I really wanted to get the Forellenschluss, a rare Austrian heirloom that was just a GORGEOUS dappled maroon on green, but J said we had too many lettuce greens. Next year I won't give in. We skipped peppers this year since we had rotten luck last year and weren't able to harvest a single fruit. We also decided to skip any squash or pumpkins as our tray was once again full, they like to have a lot of space, and we only are building one bed this year. Other plants we wanted from the list but didn't find: Persian Cress (similar flavor to watercress but doesn't have to be grown in a bog), Red bor kale (dark purple), Isis Candy cherry tomato or the Oregon Cherry, and Tigerella tomato (oddly, now isn't on their website list but was last Wednesday when I printed it) which is an English heirloom of low acidity, high and early productivity and a pretty red/yellow stripe.

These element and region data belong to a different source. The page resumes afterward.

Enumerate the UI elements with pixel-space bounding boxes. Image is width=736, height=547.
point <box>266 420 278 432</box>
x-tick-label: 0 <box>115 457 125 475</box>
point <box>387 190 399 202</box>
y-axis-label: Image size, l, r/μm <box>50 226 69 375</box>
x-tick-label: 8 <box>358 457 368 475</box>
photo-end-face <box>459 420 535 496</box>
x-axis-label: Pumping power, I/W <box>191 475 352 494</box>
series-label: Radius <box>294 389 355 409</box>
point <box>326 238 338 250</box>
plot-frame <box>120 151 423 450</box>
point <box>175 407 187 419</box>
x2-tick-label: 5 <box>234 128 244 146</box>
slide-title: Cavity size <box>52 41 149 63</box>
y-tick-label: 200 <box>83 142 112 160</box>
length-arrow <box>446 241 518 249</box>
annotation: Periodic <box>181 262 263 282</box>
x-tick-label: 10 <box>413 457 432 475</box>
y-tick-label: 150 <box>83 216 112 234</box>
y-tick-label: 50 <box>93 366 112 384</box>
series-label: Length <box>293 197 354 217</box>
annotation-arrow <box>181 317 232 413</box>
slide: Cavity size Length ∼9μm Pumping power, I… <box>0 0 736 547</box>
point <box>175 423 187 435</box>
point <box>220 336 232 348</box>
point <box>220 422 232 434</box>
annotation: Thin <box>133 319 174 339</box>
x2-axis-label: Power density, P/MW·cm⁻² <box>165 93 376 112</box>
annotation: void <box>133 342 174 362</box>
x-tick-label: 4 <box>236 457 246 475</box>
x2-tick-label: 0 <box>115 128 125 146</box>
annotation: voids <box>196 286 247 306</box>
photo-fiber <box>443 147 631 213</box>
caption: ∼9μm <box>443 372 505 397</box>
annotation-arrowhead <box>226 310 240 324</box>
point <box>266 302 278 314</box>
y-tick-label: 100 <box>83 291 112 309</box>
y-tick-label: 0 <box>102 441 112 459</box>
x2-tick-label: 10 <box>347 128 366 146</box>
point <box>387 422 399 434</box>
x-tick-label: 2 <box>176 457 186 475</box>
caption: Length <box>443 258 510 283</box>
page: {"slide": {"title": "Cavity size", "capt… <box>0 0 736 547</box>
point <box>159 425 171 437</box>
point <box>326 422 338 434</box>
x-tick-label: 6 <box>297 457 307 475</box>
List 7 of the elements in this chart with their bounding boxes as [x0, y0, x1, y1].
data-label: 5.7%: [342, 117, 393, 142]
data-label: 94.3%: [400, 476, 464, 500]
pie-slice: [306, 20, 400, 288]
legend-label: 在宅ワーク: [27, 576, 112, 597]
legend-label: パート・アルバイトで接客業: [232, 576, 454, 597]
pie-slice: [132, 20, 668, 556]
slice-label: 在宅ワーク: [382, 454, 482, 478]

Whew, what a list, eh? We also bought a great book produced by Tilth, The Maritime Northwest Garden Guide, that looks to be a great resource specially attuned to our area. We both liked that it's organized by month to tell us what we should be doing when. I was particularly pleased to see that they even divided Western Washington & Oregon into further micro-climates and give advice on amending the general planting information based on your specific location.

Wow, if you made it to the end of this huge post, you must either REALLY find gardening interesting or REALLY like us. Chances are it's the former. (And I'm sorry that I didn't take photos at the even, especially of that lovely forellenschluss! I was too involved to think to pick up the camera phone and snap pics.)